WILLIAM CAMPBELL GAULT

   He also ends up in bed, just before that, with one of the two women in the case. I leave it to you to decide which one, or read the book for yourself. Given the caveats I’ve already expressed, Gault was a writer who always had something to say, and here as well, he’s definitely worth reading.

   Now. If you’ve never read The Cana Diversion, and you think you might want to, you might also want to stop here. It’s common knowledge, though, so it’s not as though I’m releasing the Pentagon papers.

   Gault’s other private eye detective was Brock “The Rock” Callahan, and when Gault starting writing mysteries again in the 1980s, he brought them together in the same book, The Cana Diversion.

   Unfortunately, what he did was make Puma the murder victim, leaving Callahan the task of tracking down his killer. No other author has ever done this, before or since.

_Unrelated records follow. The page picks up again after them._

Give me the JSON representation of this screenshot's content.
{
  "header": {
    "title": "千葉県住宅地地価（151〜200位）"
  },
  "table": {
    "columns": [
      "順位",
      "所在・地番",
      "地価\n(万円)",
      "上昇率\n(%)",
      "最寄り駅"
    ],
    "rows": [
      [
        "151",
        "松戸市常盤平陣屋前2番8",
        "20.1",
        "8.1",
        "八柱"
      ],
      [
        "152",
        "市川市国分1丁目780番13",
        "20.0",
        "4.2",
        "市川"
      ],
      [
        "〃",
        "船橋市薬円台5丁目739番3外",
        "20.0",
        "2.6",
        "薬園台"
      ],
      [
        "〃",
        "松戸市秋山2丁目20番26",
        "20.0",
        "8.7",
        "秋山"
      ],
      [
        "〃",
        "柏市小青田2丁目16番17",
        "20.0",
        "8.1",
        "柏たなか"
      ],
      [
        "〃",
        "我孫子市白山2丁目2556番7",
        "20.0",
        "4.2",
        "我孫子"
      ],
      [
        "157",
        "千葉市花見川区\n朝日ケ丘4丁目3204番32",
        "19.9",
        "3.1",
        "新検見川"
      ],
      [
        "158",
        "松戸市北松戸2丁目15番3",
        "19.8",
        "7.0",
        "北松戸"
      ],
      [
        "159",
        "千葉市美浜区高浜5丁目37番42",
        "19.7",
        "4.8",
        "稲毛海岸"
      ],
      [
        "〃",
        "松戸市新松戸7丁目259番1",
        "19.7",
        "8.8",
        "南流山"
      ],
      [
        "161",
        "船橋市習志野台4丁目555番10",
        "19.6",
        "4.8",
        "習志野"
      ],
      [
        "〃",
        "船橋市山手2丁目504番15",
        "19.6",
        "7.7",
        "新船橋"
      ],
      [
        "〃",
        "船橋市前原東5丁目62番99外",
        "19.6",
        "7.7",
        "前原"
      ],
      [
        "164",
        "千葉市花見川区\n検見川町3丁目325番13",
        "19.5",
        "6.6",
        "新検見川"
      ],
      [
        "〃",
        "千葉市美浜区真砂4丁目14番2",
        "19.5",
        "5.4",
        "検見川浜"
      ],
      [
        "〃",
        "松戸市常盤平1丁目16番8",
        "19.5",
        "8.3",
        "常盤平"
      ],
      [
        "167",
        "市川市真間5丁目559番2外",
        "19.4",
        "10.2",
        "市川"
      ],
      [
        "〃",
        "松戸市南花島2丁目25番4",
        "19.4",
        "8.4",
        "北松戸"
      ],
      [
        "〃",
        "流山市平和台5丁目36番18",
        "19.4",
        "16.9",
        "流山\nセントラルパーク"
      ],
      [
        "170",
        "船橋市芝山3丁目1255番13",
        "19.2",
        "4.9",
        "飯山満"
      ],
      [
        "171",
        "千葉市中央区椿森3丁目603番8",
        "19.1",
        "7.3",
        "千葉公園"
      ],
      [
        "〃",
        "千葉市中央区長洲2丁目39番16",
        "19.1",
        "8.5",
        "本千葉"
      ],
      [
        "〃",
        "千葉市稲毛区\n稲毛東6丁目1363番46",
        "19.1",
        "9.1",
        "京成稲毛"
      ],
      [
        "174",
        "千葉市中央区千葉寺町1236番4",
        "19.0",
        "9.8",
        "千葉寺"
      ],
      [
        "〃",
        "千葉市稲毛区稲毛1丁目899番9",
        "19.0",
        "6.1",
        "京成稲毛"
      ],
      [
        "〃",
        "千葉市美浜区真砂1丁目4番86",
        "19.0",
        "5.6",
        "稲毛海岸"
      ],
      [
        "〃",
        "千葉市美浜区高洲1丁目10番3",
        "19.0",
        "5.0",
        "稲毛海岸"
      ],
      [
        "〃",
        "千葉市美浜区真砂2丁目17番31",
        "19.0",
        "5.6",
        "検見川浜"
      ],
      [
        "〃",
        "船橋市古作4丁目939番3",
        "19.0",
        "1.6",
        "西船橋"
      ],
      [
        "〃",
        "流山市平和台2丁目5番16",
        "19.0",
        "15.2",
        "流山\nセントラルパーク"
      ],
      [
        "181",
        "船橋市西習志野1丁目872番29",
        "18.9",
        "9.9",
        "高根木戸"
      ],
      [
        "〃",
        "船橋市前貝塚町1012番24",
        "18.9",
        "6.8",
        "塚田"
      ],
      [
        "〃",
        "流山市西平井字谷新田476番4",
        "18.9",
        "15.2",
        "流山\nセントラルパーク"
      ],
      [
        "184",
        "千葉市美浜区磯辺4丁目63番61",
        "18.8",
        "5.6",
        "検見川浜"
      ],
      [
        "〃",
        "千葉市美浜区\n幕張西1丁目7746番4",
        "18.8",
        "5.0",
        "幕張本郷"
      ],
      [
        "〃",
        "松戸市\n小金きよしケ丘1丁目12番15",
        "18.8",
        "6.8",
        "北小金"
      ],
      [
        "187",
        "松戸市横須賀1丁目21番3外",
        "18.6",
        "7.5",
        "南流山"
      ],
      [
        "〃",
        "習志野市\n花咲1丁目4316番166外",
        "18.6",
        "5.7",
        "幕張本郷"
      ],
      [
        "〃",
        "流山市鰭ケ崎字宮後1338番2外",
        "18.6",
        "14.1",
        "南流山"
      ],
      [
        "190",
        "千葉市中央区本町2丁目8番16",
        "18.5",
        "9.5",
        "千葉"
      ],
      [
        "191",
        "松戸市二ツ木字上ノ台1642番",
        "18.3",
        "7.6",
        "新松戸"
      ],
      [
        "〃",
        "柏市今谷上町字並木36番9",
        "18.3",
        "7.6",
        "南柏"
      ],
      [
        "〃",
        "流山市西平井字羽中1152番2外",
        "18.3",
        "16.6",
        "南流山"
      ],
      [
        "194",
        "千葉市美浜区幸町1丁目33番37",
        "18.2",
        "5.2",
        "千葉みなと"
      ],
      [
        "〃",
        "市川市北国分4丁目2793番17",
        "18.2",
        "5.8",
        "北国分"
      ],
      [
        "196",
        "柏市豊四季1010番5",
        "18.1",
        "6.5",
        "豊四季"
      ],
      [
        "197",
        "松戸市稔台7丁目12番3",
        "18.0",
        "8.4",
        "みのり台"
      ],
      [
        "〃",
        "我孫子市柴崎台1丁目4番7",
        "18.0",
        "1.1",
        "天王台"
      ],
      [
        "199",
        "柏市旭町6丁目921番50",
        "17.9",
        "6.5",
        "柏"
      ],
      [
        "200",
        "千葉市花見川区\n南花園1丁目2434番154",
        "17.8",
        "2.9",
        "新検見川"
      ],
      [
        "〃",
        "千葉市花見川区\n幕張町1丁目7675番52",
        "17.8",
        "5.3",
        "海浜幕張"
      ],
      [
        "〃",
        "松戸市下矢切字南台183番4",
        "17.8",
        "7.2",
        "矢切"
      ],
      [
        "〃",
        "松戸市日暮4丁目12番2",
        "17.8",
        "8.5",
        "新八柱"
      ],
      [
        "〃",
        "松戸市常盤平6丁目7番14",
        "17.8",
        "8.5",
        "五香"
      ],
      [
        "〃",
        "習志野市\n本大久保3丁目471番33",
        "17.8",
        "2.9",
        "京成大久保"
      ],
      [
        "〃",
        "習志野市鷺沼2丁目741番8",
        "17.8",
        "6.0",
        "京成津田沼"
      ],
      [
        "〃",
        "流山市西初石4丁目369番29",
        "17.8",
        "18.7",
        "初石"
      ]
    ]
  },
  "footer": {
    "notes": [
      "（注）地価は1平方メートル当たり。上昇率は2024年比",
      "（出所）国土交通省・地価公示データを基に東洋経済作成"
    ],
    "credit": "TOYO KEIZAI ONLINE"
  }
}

I don’t know about you, but the idea has always seemed awfully creepy to me, and I’ve never read the book. (That’s a purely personal reaction, and if I were to try to explain further, it would probably tell you more about me than either you or I would want to know.)

   And I realize, of course, that this leaves me open to widescale expressions of surprise and disdain, if not derison and dismay. In 1983 The Cana Diversion did nothing less than win the Private Eye Writers of America award for the Best Paperback Original of the Year. Sometimes it pays to go your own way.

Note: Thanks to Bill Crider, Richard Moore and Bill Pronzini for some insightful commentary they made on some preliminary versions of this review. The opinions as expressed above, however, remain as always, mine alone.